If you avoid the GUI program, you can most likely generate this archive using a completely normal everyday tar
invocation like this:
tar czf foo.tar.gz foo
where foo
is the directory that contains all your 5 million files.
The other answers to this question give you a couple of additional alternative tar
commands to try in case you want to split the result into multiple pieces, etc...
"five million" files, and 1TB in total? Your files must be very small, then. I'd simply try rsync
:
rsync -alPEmivvz /source/dir remote.host.tld:/base/dir
If you don't have that - or your use-case doesn't allow for using rsync
, I'd at least check if 7z
works with your data. It might not, but I think it's still worth a try:
7z a archive.7z /source/dir
Or if you don't feel comfortable with 7z
at least try making a .tar.xz
archive:
tar cJv archive.tar.xz /source/dir
(it should be noted, that older versions of tar
don't create .tar.xz
archives, but .tar.lzma
archives, when using the J
switch. Even yet older versions of tar
, don't support the J
flag altogether.)
Since you're using a GUI program to create those files, I'm assuming you're feeling a bit uncomfortable using a command line interface.
To facilitate creation, management and extraction of archives from the command line interface, there's the small utility called atool
. It is available for practically every common distro I've seen, and works pretty much every single archive I've stumbled upon, unless the hopelessly obscure ones.

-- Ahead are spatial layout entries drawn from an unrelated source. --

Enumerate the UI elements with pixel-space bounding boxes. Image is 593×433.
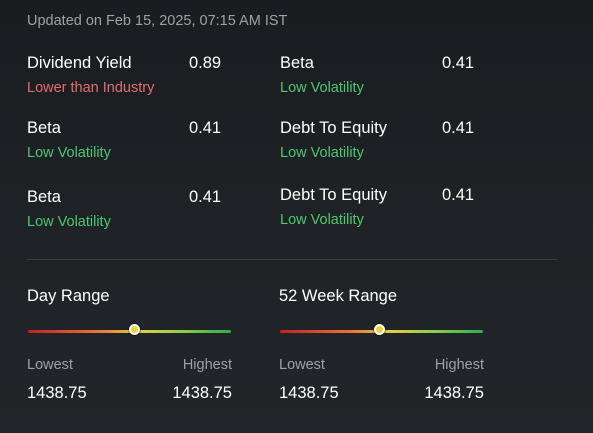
metric-value: 0.41	[442, 54, 475, 72]
range-title: Day Range	[27, 287, 110, 305]
range-marker	[128, 324, 140, 335]
day-range: Day Range Lowest Highest 1438.75 1438.75	[27, 287, 237, 417]
metric-beta: Beta 0.41 Low Volatility	[27, 119, 227, 165]
section-divider	[27, 259, 557, 260]
range-low-value: 1438.75	[279, 384, 339, 402]
metric-beta: Beta 0.41 Low Volatility	[280, 54, 480, 100]
metric-label: Beta	[280, 54, 314, 72]
metric-dividend-yield: Dividend Yield 0.89 Lower than Industry	[27, 54, 227, 100]
metric-value: 0.89	[189, 54, 222, 72]
metric-beta: Beta 0.41 Low Volatility	[27, 188, 227, 234]
range-high-value: 1438.75	[424, 384, 484, 402]
metric-debt-to-equity: Debt To Equity 0.41 Low Volatility	[280, 186, 480, 232]
range-low-label: Lowest	[27, 357, 73, 373]
metric-label: Debt To Equity	[280, 186, 388, 204]
metric-label: Dividend Yield	[27, 54, 132, 72]
metric-note: Low Volatility	[27, 145, 111, 161]
metric-value: 0.41	[189, 119, 222, 137]
range-high-label: Highest	[182, 357, 232, 373]
range-high-value: 1438.75	[172, 384, 232, 402]
range-marker	[374, 324, 386, 335]
range-high-label: Highest	[434, 357, 484, 373]
last-updated-text: Updated on Feb 15, 2025, 07:15 AM IST	[27, 13, 288, 29]
metric-note: Lower than Industry	[27, 80, 155, 96]
metric-note: Low Volatility	[27, 214, 111, 230]
range-title: 52 Week Range	[279, 287, 398, 305]
metric-debt-to-equity: Debt To Equity 0.41 Low Volatility	[280, 119, 480, 165]
metric-label: Debt To Equity	[280, 119, 388, 137]
metric-note: Low Volatility	[280, 80, 364, 96]
range-low-label: Lowest	[279, 357, 325, 373]
metric-label: Beta	[27, 188, 61, 206]
metric-note: Low Volatility	[280, 212, 364, 228]
metric-value: 0.41	[189, 188, 222, 206]
metric-value: 0.41	[442, 186, 475, 204]
metric-note: Low Volatility	[280, 145, 364, 161]
range-low-value: 1438.75	[27, 384, 87, 402]
metric-label: Beta	[27, 119, 61, 137]
metric-value: 0.41	[442, 119, 475, 137]
52-week-range: 52 Week Range Lowest Highest 1438.75 143…	[279, 287, 489, 417]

Check whether your distro has atool
in their repos, or ask your admin to install it, when it's in a workplace environment.
atool
installs a bunch of symlinks to itself, so packing and unpacking becomes a breeze:
apack archive.tar.xz <files and/or directories>
Creates an archive.
aunpack archive.7z
Expands the archive.
als archive.rar
Lists file contents.
What kind of archive is created, atool
discerns that by the filename extension of your archive in the command line.
Unless you can do better than 25:1 compression you are unlikely to gain anything from compressing this before snail-mailing, unless you have some hardware tape format that you can exchange the the third party.
The largest common storage is blue ray and that will roughly get you 40Gb. You would need 25 to 1 compression on your data to get it to fit on that. If your third party only has DVD you need 125:1 (roughly).
If you cannot match those compression numbers just use a normal disc, copy and snail mail that to the third party. In that case shipping something smaller than a 1Tb drive that would need compression is madness.
You just have to compare that to using ssh -C
(standard compression) or preferably rsync
with compression to copy the files over the network, no need to compress and tar up front. 1Tb is not impossible to move over the net, but it is going to take a while.